For students who notice obsessions with their food intake, such as compulsive calorie counting, restrictive dieting, regular binge eating or just a general need to have constant control over their eating, Vogt suggests there may be a form of eating disorder present.

The diagnoses of eating disorders are categorized into three broad categories: anorexia nervosa, bulimia nervosa and the catch-all category of eating disorders not otherwise specified. Despite this classification, however, individuals can experience features of multiple categories of the illness.
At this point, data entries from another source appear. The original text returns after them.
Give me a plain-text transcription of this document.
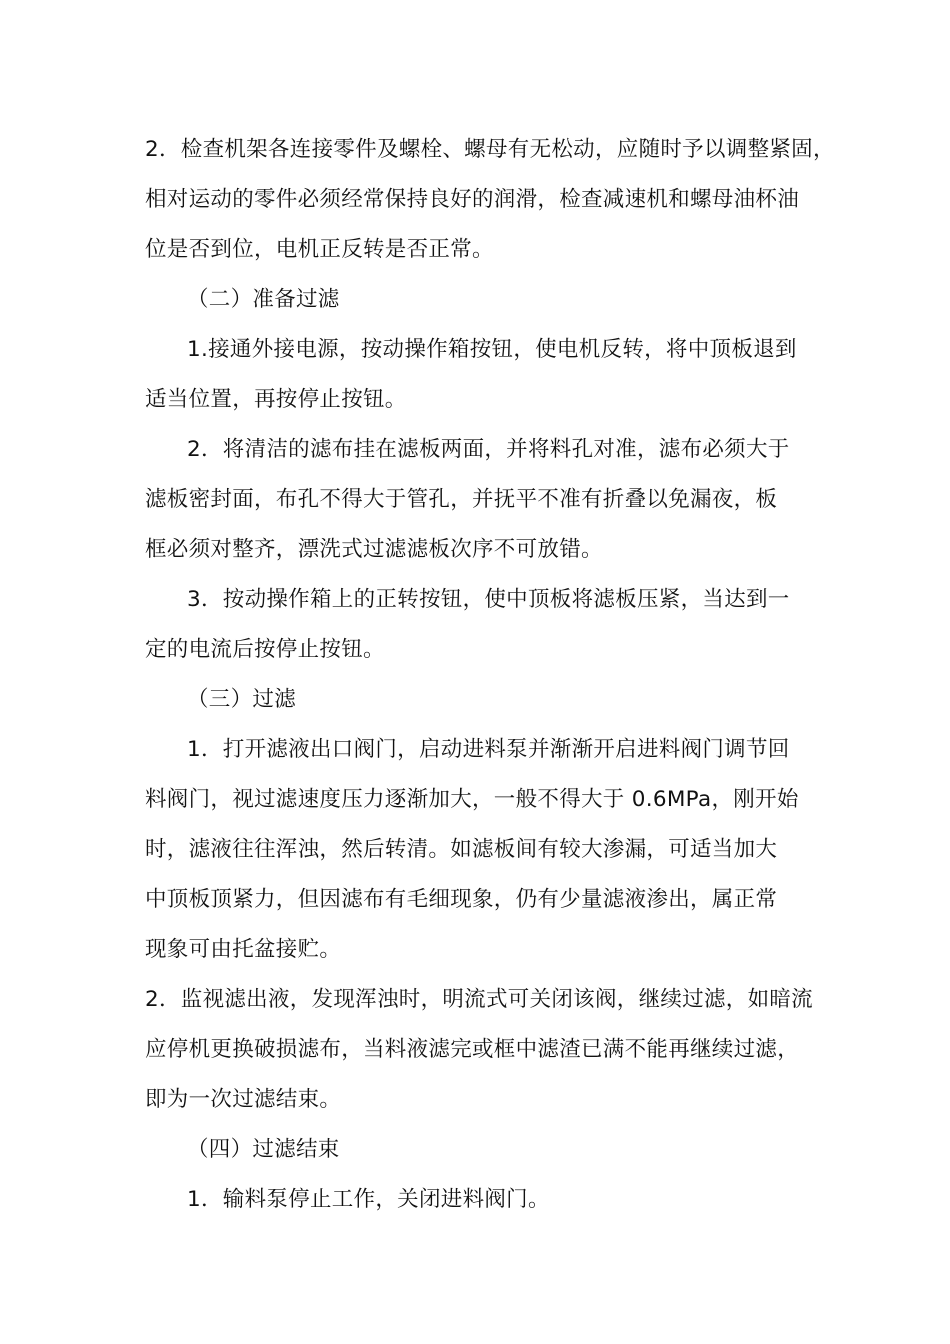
2．检查机架各连接零件及螺栓、螺母有无松动，应随时予以调整紧固，
相对运动的零件必须经常保持良好的润滑，检查减速机和螺母油杯油
位是否到位，电机正反转是否正常。
（二）准备过滤
1.接通外接电源，按动操作箱按钮，使电机反转，将中顶板退到
适当位置，再按停止按钮。
2．将清洁的滤布挂在滤板两面，并将料孔对准，滤布必须大于
滤板密封面，布孔不得大于管孔，并抚平不准有折叠以免漏夜，板
框必须对整齐，漂洗式过滤滤板次序不可放错。
3．按动操作箱上的正转按钮，使中顶板将滤板压紧，当达到一
定的电流后按停止按钮。
（三）过滤
1．打开滤液出口阀门，启动进料泵并渐渐开启进料阀门调节回
料阀门，视过滤速度压力逐渐加大，一般不得大于 0.6MPa，刚开始
时，滤液往往浑浊，然后转清。如滤板间有较大渗漏，可适当加大
中顶板顶紧力，但因滤布有毛细现象，仍有少量滤液渗出，属正常
现象可由托盆接贮。
2．监视滤出液，发现浑浊时，明流式可关闭该阀，继续过滤，如暗流
应停机更换破损滤布，当料液滤完或框中滤渣已满不能再继续过滤，
即为一次过滤结束。
（四）过滤结束
1．输料泵停止工作，关闭进料阀门。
“I think that’s something that not everyone realizes -- those stigmas around diagnoses,” said Vogt. “People can still be suffering with a spectrum of disordered eating, even if they don’t have those official labels diagnosed by a physician.”

Another thing to look out for as a sign of risk for disordered eating is changes in mood, such as irritability, anxiousness and social withdrawal. According to Vogt, the way we deal with our emotions can greatly affect our relationships with food.

“Eating disorders are not always about food -- I know that sounds a bit funny,” she said. “Some warning signs for someone who might be struggling is if they’re having a difficult time coping with stress or emotions … controlling their food intake might be one way of managing [this].”

Of course, many of these emotional changes can come as a response to triggers in everyday life. Vogt pointed out academics, social pressures, self-realization and media influences as some of the major triggers affecting students.

If students are noticing signs of disordered eating, Vogt recommended drop-ins to the UBC Student Health or Counselling Services, where they can receive referrals to treatment programs.

“They’re a great first stop,” she said.

However, if students are looking for more immediate information on disordered eating and its treatment, Vogt suggests visiting the Kelty Mental Health or Looking Glass Foundation websites.

Kelty Mental Health offers many online resources, and information on how to get referred for any of the eating disorders programs in B.C.. The non-profit Looking Glass Foundation provides support groups and further information online.

Sending links to online resources like these can also be helpful in communicating concerns students may have about their friends’ eating habits. Gentle approaches to talking about disordered eating -- like using “I” statements -- work much better than accusatory or confrontational tactics, said Vogt.

According to Vogt, the most important step in identifying and tackling disordered eating is the process of self-reflection.

“When you notice you may be gravitating towards unhealthy behaviours, whether it’s eating or something else, just sort of step back and check in with yourself about what’s going on,” said Vogt.